Vergleichbares gilt auch für den gesetzlichen Nießbrauch des überlebenden Ehegatten am Nachlass. Schon nach alter Rechtslage vor Inkrafttreten der Verordnung wurde er nach Ansicht der Rechtsprechung nicht im Erbschein aufgeführt, sondern als Vermächtnis qualifiziert und bedurfte an den in Deutschland belegenen Nachlassgegenständen einer neuen Bestellung entsprechend der §§ 1085, 1089 BGB. Auch nach Inkrafttreten der Verordnung gitl nichts Anderes[17] (siehe Rdn 167).

 

Rz. 26

Im umgekehrten Fall (deutsches Vermächtnis an luxemburgischen Grundbesitz) kann auch wie bisher keine "Auflassung" nach luxemburgischem Recht verlangt werden. In der Praxis erfolgt der Nachweis der Erbenstellung dem Grundstücks- und Hypothekenregister (Bureau des Hypothèques) gegenüber durch den acte de notoriété, der Offenkundigkeitserklärung vor dem Notar sowie zusätzlich durch die sog. attestation notariée (notarielle Bescheinigung) durch den Notar. Erstellt wird diese durch denjenigen (luxemburgischen) Notar, welcher mit der Berichtigung des Grundstücks- und Hypothekenregisters beauftragt ist (siehe Rdn 158). Grundlage hierfür ist Art. 1 des Gesetzes vom 25. September 1905 betreffend die Umschreibung von Immobilien unter Lebenden, ob unentgeltlich oder entgeltlich.

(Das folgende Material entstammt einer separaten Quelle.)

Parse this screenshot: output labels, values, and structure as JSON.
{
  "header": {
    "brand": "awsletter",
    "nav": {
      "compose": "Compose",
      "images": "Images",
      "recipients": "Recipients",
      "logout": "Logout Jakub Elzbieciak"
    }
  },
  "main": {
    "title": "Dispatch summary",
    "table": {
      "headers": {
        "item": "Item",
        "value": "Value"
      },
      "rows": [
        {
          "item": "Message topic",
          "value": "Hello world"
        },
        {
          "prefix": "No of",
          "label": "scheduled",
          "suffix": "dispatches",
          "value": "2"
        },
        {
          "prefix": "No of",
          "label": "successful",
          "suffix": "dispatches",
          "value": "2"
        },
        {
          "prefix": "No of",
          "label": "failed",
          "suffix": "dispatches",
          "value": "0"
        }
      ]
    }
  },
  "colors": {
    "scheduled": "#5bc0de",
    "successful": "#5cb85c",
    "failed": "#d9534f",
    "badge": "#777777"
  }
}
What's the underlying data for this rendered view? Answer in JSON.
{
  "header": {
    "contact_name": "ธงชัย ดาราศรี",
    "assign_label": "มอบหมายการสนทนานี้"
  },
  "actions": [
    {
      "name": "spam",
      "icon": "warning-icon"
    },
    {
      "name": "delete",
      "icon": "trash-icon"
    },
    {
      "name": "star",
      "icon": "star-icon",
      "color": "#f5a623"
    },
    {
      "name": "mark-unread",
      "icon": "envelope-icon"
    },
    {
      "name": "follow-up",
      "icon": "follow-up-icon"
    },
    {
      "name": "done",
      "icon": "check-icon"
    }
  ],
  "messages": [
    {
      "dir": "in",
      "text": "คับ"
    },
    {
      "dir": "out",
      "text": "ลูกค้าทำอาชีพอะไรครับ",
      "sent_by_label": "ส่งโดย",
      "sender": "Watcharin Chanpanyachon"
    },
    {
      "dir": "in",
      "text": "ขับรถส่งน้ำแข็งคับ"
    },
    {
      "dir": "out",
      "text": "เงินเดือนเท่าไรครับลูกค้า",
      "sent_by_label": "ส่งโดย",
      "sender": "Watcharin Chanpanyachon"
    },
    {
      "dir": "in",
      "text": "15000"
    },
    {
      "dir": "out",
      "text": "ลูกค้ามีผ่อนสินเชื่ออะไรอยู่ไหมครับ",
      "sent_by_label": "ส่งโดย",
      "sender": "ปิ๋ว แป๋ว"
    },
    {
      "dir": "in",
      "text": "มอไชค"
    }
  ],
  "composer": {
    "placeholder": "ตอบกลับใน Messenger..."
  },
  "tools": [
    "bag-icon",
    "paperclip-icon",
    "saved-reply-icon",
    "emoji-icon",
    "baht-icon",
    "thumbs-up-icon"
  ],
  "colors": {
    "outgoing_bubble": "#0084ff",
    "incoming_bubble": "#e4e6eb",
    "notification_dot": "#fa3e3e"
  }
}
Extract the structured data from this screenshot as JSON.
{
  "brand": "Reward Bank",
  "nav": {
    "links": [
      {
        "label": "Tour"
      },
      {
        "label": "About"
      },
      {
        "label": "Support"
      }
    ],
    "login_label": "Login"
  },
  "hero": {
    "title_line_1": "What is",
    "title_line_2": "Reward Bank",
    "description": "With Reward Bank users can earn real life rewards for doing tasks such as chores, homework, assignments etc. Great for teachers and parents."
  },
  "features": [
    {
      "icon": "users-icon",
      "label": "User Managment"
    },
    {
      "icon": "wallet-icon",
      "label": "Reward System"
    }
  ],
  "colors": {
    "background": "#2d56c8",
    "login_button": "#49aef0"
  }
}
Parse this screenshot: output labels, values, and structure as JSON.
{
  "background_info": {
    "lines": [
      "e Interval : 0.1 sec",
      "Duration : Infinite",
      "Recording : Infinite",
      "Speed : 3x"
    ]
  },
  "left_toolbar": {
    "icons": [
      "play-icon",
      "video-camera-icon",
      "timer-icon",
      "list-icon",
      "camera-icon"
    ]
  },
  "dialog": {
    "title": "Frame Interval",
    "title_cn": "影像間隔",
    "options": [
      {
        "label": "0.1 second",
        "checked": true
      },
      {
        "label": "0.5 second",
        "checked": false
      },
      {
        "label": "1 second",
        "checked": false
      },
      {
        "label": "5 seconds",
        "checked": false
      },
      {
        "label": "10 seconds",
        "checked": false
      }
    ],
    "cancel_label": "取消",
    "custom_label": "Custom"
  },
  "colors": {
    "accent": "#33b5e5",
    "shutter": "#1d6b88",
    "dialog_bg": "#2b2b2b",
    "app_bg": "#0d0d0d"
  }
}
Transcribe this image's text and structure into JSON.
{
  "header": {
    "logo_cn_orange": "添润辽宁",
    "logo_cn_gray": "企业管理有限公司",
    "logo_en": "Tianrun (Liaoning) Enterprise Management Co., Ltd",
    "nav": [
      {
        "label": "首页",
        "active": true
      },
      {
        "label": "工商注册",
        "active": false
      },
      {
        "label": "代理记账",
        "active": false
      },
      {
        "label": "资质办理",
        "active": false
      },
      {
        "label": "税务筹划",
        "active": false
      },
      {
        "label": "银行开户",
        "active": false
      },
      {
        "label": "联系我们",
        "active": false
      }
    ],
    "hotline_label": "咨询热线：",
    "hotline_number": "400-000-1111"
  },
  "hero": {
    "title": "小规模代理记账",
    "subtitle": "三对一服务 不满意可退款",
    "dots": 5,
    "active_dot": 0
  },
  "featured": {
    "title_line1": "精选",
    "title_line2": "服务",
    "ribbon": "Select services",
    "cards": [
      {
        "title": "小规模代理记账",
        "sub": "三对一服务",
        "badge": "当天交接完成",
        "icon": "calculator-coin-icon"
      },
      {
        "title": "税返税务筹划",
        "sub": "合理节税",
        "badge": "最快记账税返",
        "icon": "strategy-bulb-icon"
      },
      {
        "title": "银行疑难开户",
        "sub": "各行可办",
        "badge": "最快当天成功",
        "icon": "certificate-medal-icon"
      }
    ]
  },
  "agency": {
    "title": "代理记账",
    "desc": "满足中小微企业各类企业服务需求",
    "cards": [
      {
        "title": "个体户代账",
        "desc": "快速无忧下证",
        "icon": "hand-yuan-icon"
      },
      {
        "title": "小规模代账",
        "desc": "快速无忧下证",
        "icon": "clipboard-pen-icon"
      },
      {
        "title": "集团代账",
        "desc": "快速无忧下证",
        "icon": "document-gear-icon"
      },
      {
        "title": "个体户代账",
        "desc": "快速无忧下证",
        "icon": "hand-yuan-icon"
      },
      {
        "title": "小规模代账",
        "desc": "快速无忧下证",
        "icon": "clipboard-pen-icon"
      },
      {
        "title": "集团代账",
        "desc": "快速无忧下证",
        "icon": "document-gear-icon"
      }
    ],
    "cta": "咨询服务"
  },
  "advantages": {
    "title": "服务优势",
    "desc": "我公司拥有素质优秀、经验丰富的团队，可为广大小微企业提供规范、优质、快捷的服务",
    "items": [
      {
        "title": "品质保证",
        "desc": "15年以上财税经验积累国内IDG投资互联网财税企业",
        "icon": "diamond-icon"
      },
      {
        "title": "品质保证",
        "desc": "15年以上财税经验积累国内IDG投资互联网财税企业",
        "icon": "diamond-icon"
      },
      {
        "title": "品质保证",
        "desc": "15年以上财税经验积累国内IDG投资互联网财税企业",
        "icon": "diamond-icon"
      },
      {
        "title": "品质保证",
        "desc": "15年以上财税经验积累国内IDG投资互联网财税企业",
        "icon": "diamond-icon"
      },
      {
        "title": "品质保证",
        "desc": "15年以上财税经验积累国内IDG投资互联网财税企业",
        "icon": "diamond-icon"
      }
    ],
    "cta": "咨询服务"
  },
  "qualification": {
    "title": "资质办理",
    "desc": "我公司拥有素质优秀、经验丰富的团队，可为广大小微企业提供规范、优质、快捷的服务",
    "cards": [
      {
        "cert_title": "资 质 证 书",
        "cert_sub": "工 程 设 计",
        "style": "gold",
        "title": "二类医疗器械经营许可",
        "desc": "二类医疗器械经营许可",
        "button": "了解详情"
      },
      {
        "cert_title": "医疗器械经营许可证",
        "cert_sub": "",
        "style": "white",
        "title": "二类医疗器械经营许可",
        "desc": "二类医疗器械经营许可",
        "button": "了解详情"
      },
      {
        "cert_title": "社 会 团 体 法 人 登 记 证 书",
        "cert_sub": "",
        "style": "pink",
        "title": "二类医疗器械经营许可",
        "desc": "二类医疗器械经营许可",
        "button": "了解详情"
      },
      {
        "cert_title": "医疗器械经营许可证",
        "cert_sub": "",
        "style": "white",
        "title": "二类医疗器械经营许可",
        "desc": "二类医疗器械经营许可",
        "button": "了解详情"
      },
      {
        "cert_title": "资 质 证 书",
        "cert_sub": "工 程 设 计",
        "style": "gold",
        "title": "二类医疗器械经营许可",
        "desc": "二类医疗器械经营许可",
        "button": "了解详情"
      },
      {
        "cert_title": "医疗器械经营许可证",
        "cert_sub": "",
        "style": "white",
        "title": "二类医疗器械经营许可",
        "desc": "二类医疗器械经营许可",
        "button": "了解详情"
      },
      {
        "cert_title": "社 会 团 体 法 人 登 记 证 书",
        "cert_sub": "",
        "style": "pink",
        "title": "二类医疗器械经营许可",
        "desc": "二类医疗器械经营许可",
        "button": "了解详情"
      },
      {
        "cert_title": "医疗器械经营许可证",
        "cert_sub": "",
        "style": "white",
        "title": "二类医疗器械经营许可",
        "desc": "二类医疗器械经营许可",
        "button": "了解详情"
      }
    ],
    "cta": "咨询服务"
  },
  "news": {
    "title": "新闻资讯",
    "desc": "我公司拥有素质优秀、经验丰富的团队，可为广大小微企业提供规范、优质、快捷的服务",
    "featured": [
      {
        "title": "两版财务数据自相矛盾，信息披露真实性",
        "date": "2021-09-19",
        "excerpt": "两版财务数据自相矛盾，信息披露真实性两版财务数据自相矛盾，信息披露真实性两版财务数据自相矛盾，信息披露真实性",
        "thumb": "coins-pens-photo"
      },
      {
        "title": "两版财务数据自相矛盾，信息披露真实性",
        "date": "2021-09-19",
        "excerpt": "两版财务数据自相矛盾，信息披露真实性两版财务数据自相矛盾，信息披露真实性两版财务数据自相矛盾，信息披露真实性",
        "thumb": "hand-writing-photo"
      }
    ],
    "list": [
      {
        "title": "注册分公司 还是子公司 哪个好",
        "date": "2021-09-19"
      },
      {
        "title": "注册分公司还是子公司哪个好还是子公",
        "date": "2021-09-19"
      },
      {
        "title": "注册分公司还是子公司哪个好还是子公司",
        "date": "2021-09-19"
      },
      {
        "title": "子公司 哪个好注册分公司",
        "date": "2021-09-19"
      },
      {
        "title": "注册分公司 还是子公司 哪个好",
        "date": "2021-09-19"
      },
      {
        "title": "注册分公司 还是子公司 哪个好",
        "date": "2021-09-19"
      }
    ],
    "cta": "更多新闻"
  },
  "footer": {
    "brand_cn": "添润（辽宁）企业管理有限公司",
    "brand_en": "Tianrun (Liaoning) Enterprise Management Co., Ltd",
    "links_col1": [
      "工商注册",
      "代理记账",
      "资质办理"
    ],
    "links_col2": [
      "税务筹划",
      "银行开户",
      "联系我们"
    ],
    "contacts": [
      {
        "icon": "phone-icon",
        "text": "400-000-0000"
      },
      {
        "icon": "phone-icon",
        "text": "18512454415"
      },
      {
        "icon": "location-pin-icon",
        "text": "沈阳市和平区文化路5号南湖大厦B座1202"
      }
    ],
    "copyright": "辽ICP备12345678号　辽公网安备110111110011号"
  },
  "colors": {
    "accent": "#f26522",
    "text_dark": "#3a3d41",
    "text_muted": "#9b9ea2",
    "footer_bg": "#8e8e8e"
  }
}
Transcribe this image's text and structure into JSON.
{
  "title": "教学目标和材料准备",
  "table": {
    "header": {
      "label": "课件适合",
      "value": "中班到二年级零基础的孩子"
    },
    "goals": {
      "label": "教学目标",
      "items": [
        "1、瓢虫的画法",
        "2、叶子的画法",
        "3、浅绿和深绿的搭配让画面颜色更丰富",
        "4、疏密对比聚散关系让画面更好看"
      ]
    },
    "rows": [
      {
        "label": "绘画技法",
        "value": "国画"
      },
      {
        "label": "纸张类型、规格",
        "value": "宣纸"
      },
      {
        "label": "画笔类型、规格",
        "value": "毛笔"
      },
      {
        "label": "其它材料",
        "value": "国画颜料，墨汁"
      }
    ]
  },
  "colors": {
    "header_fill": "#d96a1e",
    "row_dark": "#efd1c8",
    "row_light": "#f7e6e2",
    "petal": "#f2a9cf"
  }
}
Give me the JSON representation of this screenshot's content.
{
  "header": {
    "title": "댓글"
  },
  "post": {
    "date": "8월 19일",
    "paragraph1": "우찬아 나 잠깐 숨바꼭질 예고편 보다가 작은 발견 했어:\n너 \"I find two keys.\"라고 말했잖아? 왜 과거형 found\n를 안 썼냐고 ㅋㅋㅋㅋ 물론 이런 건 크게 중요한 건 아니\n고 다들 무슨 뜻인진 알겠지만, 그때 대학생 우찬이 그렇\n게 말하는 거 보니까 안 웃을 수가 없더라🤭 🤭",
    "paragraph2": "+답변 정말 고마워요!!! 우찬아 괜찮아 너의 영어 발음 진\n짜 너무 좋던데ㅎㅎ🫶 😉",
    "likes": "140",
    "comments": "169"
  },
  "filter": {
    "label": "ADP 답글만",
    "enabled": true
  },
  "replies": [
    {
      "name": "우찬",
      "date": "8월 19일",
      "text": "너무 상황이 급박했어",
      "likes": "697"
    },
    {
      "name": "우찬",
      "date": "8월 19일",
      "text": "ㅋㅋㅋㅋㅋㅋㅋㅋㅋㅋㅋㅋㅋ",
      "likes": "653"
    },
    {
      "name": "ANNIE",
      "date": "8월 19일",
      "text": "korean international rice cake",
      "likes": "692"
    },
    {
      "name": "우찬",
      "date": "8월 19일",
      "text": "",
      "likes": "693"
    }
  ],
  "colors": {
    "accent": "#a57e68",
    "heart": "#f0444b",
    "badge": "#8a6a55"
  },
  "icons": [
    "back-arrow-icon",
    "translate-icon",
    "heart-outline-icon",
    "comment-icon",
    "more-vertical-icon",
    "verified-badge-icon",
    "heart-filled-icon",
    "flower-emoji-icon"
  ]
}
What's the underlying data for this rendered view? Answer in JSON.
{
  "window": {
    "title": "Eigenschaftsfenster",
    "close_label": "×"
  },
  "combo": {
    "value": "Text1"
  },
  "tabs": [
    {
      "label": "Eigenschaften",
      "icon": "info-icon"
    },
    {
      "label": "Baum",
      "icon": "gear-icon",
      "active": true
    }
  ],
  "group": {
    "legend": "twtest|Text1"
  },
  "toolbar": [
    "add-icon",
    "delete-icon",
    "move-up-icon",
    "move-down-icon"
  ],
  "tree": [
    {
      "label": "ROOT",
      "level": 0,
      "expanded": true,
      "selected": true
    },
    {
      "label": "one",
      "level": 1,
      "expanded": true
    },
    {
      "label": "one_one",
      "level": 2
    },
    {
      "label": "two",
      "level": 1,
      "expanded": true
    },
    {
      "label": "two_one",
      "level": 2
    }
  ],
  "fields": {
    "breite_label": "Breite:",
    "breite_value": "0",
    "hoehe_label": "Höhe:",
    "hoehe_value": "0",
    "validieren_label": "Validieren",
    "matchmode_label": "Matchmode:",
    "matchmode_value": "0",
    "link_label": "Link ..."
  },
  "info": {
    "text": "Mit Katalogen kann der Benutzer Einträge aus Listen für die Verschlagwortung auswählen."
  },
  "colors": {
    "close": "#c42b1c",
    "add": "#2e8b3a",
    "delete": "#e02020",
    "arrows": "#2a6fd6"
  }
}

Alternativ kann ein Europäisches Nachlasszeugnis, welches das Vermächtnis ausweist, vorlegelt werden.

[15] EuGH, Urteil vom 12.10.2017 – C-218/16 (Kubicka), NJW 2017, 3767.
[16] So für die französische Rechtslage Döbereiner, Länderbericht Frankreich Rdn 27.
[17] Für die französische Rechtslage Döbereiner, Länderbericht Frankreich Rdn 31.